Scott Walker wants to repeal Common Core educational standards in his state, the latest Republican governor to oppose the controversial program.
Walker is trying to have Wisconsin join in Indiana, Oklahoma, and South Carolina in dropping out of Common Core. North Carolina has also passed a measure to establish new state standards apart from Common Core.
Wisconsin adopted Common Core in 2010, before Walker took office. But when Republicans took control of the state legislature later that year, they began efforts to roll back some of the standards. Walker already failed once in repealing Common Core, with a bill that would have halted its implementation killed that year.
Walker is now trying again, announcing his intention in a terse, one-sentence statement issued this week that read: “Today, I call on the members of the State Legislature to pass a bill in early January to repeal Common Core and replace it with standards set by people in Wisconsin.”
Walker is suggesting that the state repeal Common Core and replace it with new standards specific to Wisconsin. Walker would create a team of parents, teachers, principals, and educators to establish the new standards.
This plan has come under fire by some groups, including the Wisconsin Association of School Boards.
“I doubt very seriously that if you get a group together and develop something, that it is going to be very different from the Common Core” says Mike Blecha, President of the Wisconsin Association of School Boards.
Blecha added that what Walker is trying to accomplish can still be done without repealing Common Core.
“The Common Core is a floor, not a ceiling,” he said. “If an individual school district wants to have higher standards or different curriculum they are certainly free to do that”.

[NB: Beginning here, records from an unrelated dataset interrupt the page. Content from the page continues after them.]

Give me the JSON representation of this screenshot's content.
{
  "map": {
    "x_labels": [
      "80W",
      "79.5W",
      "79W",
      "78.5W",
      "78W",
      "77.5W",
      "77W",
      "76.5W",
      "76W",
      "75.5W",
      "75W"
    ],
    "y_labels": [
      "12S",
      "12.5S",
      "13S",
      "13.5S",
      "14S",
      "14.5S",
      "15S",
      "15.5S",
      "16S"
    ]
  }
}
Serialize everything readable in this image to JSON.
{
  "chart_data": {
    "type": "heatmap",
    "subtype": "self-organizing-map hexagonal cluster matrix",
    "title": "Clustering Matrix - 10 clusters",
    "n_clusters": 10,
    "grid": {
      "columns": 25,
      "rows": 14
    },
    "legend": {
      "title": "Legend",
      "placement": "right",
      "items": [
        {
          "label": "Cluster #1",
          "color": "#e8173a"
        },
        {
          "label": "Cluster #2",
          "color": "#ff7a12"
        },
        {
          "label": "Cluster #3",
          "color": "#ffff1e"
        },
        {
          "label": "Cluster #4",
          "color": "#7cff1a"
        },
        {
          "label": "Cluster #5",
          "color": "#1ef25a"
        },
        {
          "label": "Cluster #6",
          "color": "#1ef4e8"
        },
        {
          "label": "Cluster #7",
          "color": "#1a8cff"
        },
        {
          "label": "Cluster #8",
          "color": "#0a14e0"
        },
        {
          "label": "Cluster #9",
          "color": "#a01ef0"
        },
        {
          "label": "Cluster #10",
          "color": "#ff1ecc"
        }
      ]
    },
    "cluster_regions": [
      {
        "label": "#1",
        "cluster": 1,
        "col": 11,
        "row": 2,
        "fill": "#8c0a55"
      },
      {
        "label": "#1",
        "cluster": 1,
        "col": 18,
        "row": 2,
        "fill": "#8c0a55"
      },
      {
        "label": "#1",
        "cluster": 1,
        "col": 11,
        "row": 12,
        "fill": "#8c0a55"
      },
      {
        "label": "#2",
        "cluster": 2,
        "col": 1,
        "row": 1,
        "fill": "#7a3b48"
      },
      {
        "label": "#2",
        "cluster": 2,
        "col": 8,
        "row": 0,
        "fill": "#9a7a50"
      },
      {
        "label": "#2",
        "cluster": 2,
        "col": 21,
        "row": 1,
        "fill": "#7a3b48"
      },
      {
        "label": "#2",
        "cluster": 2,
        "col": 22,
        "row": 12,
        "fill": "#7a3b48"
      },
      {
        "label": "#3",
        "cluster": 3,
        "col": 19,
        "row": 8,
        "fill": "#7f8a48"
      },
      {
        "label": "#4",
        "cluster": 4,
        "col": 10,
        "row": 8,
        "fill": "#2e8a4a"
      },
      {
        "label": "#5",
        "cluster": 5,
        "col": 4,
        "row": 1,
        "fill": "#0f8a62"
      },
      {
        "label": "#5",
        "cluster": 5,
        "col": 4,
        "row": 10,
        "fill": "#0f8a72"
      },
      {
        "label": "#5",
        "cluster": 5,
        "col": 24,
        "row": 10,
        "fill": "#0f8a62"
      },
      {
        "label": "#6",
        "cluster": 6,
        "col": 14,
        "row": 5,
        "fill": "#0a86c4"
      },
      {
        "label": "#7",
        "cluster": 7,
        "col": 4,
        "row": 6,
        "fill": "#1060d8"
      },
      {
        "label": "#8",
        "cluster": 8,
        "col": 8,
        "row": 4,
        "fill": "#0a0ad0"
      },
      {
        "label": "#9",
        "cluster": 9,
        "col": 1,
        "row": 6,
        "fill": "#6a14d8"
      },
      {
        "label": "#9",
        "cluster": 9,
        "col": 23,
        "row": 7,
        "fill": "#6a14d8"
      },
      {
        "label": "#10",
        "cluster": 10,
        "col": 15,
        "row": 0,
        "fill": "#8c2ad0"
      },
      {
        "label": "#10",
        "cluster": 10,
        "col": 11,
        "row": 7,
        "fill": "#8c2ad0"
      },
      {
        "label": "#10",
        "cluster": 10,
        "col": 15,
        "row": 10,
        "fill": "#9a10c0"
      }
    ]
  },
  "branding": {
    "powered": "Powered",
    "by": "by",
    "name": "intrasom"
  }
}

Walker’s efforts will not go unopposed. Democrat Mary Burke, a former School Board member in Madison, is running against Walker this fall and said she believes his opposition to Common Core is purely political.
“He offers zero explanation for why he wants to undermine efforts to improve our educational standards from 38th in the country and zero plan for moving forward,” Burke spokesman Joe Zepecki said.
If the plan put forward by Scott Walker goes through, Wisconsin would be opting out of Common Core by the beginning of 2015.